# General linear model with a quantitative covariate in the presence of a repeated-measures factor

Suppose that we have a response variable that is measured on each subject. There are 2 categorical variables (factors): one between-subject factor Group with two levels (control and treatment) and one within-subject factor Category with three levels (high, moderate, and low). Such a 2 $\times$ 3 mixed ANOVA can be analyzed through a general linear model (GLM) by dummy coding the factors.

To demonstrate the GLM formulation, assume there are six subjects, three in each group, and we have the following equation with effect coding:

$$\begin{bmatrix} y_{11} \\ y_{12} \\ y_{13} \\ y_{21} \\ y_{22} \\ y_{23} \\ y_{31} \\ y_{32} \\ y_{33} \\ y_{41} \\ y_{42} \\ y_{43} \\ y_{51} \\ y_{52} \\ y_{53} \\ y_{61} \\ y_{62} \\ y_{63} \end{bmatrix} = \begin{bmatrix} 1 & 1 & 1 & 0 & 1 & 0 & 1 & 0 & 0 & 0\\ 1 & 1 & 0 & 1 & 0 & 1 & 1 & 0 & 0 & 0\\ 1 & 1 & -1 & -1 & -1 & -1 & 1 & 0 & 0 & 0\\ 1 & 1 & 1 & 0 & 1 & 0 & 0 & 1 & 0 & 0\\ 1 & 1 & 0 & 1 & 0 & 1 & 0 & 1 & 0 & 0 \\ 1 & 1 & -1 & -1 & -1 & -1 & 0 & 1 & 0 & 0 \\ 1 & 1 & 1 & 0 & 1 & 0 & -1 & -1 & 0 & 0\\ 1 & 1 & 0 & 1 & 0 & 1 & -1 & -1 & 0 & 0\\ 1 & 1 & -1 & -1 & -1 & -1 & -1 & -1 & 0 & 0 \\ 1 & -1 & 1 & 0 & -1 & 0 & 0 & 0 & 1 & 0 \\ 1 & -1 & 0 & 1 & 0 & -1 & 0 & 0 & 1 & 0\\ 1 & -1 & -1 & -1 & 1 & 1 & 0 & 0& 1 & 0 \\ 1 & -1 & 1 & 0 & -1 & 0 & 0 & 0& 0 & 1 \\ 1 & -1 & 0 & 1 & 0 & -1 & 0 & 0& 0 & 1 \\ 1 & -1 & -1 & -1 & 1 & 1 & 0 & 0& 0 & 1 \\ 1 & -1 & 1 & 0 & -1 & 0 & 0 & 0& -1 & -1 \\ 1 & -1 & 0 & 1 & 0 & -1 & 0 & 0& -1 & -1 \\ 1 & -1 & -1 & -1 & 1 & 1 & 0 & 0& -1 & -1 \end{bmatrix}\\ \begin{bmatrix} \beta_0 \\ \beta_1 \\ \beta_2 \\ \beta_3 \\ \beta_4 \\ \beta_5 \\ \beta_6 \\ \beta_7 \\ \beta_8 \\ \beta_9 \end{bmatrix}+\begin{bmatrix} \epsilon_{11} \\ \epsilon_{12} \\ \epsilon_{13} \\ \epsilon_{21} \\ \epsilon_{22} \\ \epsilon_{23} \\ \epsilon_{31} \\ \epsilon_{32} \\ \epsilon_{33} \\ \epsilon_{41} \\ \epsilon_{42} \\ \epsilon_{43} \\ \epsilon_{51} \\ \epsilon_{52} \\ \epsilon_{53} \\ \epsilon_{61} \\ \epsilon_{62} \\ \epsilon_{63} \end{bmatrix}$$

The $F$-statistic for each effect (e.g., main effects and interactions) is formulated with terms each of which is associated with a partial model with some columns removed from the model matrix.
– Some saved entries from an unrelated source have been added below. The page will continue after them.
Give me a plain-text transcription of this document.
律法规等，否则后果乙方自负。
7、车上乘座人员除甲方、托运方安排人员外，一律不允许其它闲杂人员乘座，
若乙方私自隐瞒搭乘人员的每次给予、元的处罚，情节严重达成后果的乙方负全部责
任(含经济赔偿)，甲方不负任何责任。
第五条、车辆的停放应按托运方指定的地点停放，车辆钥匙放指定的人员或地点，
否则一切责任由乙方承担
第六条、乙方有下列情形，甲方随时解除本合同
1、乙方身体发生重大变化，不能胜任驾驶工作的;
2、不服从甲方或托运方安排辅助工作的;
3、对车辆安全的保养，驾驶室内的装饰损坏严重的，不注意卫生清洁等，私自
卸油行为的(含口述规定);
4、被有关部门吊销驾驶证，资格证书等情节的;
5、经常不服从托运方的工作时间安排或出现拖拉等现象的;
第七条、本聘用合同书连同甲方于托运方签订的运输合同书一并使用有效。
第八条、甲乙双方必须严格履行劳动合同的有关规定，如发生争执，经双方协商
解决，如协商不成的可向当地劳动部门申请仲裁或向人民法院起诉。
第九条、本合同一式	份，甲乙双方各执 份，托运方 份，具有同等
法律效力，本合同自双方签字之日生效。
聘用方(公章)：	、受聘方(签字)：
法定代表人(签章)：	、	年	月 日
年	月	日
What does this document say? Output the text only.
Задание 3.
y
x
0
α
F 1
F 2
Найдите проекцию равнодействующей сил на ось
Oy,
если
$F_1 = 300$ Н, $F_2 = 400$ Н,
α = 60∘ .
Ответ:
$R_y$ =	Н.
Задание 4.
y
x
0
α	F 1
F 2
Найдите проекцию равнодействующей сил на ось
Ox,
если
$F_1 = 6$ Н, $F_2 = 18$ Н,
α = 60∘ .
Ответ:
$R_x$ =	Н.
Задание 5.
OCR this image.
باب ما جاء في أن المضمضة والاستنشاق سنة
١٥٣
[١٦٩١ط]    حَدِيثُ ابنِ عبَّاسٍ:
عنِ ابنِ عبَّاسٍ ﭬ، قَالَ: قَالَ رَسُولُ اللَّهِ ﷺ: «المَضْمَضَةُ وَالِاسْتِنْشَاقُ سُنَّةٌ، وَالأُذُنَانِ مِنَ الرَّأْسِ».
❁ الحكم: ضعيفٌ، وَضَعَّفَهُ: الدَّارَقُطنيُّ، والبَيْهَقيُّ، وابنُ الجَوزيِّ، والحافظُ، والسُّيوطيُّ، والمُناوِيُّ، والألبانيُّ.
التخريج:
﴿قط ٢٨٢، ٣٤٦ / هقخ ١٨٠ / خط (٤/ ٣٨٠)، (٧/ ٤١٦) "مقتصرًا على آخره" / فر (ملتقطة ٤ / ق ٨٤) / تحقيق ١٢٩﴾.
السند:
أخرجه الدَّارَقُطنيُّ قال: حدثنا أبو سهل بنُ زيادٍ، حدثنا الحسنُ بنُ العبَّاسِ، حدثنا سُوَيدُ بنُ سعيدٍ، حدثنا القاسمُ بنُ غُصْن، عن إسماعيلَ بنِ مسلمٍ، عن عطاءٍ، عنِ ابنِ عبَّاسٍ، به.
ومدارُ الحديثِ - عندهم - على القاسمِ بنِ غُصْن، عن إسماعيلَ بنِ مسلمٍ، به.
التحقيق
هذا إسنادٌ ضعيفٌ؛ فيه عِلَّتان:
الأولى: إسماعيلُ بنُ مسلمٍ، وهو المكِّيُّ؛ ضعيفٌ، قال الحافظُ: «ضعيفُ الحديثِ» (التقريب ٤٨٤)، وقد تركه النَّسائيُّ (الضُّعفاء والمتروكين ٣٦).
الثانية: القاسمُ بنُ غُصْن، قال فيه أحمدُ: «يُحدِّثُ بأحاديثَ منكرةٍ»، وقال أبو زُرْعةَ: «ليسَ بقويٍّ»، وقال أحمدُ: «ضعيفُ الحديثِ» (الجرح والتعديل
Suppose I would like to also consider each subject's body weight as a covariate. I barely see any discussions of modeling such a covariate under the GLM framework. This is not really an ideal approach because it would presume that all the three categories have the same body weight effect. So what is exactly the difficulty here when a covariate is incorporated in a GLM? Broken orthogonality or something else?